Goering pensait-il encore pouvoir négocier la paix avec les Alliés? Ce télégramme était en tout cas ce qui manquait à Bormann, son ennemi acharné, pour l'accuser de haute trahison et achever de tuer ce qu'il restait de confiance pour Goering dans l'esprit de Hitler. Ce dernier reste d'abord indifférent à la nouvelle, isolé dans un état apathique, celui-là même avec lequel il avait accueilli toutes les nouvelles du jour, raconte Albert Speer (ministre des Armements au sein du IIIe Reich, celui-ci a publié deux autobiographies très précises sur le fonctionnement du régime nazi après avoir purgé sa peine de prison).

Trahison

Mais Goering commet une dernière erreur: anticiper trop vite la réponse du Führer en envoyant un peu plus tard d'autres convocation à plusieurs officiers. Cette fois, Bormann a gagné. Hitler entre dans une colère noire, une «explosion de fureur sauvage mêlée à des sentiments d'amertume, d'impuissance et de désespoir» selon Speer, et accuse Goering de trahison:

«Je le savais depuis le début. Je le savais que Goering était un fainéant. Il a laissé la Luftwaffe aller à la ruine. Il était corrompu. Son exemple rend la corruption possible dans notre État. D'ailleurs il a été un toxicomane pendant des années.

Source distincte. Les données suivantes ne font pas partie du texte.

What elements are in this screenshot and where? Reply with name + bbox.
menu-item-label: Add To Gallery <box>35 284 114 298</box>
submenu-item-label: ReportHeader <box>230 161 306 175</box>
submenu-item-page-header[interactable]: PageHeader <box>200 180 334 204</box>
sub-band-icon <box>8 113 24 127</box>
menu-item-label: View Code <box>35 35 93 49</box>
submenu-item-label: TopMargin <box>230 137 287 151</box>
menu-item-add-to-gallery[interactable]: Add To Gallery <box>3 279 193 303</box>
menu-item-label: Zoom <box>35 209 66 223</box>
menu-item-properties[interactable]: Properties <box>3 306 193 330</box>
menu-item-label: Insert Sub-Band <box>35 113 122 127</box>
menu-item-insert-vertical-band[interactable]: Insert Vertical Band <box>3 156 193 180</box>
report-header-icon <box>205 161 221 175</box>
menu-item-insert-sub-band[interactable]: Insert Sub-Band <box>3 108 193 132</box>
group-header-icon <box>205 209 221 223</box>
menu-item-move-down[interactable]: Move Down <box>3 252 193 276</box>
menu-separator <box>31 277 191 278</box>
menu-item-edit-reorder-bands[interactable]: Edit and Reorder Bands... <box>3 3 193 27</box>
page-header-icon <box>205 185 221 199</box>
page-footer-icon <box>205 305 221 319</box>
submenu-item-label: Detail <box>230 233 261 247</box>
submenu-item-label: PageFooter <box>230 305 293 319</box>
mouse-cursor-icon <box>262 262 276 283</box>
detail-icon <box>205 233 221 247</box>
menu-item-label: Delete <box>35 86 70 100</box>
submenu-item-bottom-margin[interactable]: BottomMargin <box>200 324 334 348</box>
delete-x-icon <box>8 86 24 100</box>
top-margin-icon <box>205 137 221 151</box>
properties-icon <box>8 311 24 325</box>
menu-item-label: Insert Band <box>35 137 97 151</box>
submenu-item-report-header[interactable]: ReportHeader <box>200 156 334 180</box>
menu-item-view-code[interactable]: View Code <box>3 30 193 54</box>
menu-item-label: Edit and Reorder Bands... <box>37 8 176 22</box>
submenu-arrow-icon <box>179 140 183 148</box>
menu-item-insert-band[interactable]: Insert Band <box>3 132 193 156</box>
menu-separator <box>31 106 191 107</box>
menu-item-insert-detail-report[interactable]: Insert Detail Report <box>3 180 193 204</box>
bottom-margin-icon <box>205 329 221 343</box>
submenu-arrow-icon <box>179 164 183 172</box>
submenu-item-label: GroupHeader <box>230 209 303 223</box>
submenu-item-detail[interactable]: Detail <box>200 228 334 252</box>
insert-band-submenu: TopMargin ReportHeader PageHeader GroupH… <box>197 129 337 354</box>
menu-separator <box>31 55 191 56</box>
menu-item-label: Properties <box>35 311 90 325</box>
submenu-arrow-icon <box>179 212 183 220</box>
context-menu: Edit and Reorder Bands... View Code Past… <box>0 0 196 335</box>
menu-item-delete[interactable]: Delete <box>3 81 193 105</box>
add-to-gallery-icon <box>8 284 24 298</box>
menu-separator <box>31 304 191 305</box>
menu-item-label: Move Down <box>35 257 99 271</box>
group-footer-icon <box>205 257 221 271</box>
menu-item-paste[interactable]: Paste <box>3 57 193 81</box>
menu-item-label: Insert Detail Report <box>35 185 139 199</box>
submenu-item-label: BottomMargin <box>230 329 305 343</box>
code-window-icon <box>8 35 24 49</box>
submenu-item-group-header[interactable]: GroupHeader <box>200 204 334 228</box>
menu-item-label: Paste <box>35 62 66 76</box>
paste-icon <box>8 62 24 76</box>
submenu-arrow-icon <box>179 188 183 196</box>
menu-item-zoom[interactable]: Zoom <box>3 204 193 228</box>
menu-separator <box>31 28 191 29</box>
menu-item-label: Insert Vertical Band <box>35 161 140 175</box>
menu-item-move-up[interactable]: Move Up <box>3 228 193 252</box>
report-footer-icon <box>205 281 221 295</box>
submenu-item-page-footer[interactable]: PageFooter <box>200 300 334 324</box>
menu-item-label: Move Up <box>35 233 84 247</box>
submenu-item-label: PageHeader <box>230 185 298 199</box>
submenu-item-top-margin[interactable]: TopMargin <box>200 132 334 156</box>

Je le savais depuis le début.

Selon Speer, cette trahison de Goering a initié une crise importante dans la dégradation psychologique d'Hitler et a précipité la désintégration de ce qui restait du IIIe Reich.

Sa fureur laisse d'ailleurs peu après place au découragement le plus total:

«Bon très bien. Laissons Goering négocier la capitulation. Si la guerre est perdue de toutes manières, peu importe qui le fait

Ramassé par un Américain non germanophone, le télégramme reste à l’abri dans un coffre-fort de Caroline du Sud jusqu’en 1958

Une semaine après, Hitler et sa compagne, Eva Braun, se donnent la mort.

Troupes américaines

Plus d'un mois plus tard, les troupes américaines pénètrent dans le bunker. L'endroit est salement amoché par les bombardements, les inondations et les pillages. Le capitaine Benjamin Bradin y ramasse une brassée de ce qui traîne de souvenirs, entre ces murs qui ont vu les derniers jours du dictateur (même si, ne parlant pas allemand, la plupart des courriers lui semblent sans intérêt).

À la fin de la guerre, il les ramène avec lui, en Caroline du Sud. Ils y restent à l'abri d'un coffre-fort dans une banque locale jusqu'en 1958. C'est son fils, James, étudiant et futur colonel de l'armée, qui va les exhumer. Il décide d'écrire sa thèse sur le sujet.

Plus tard, il amène le document original à Robert Rieke, un de ses professeurs, qui se rend compte de son importance historique. 

Finalement, le 11 juillet 2015, le télégramme est mis aux enchères pour 15.000 dollars. Il est vendu 54.675 dollars à un acheteur américain anonyme. La famille de Bradin n'a pas touché un centime. Pas plus que la fille de Goering, qui a récemment essayé de récupérer la fortune de son père confisquée après la guerre.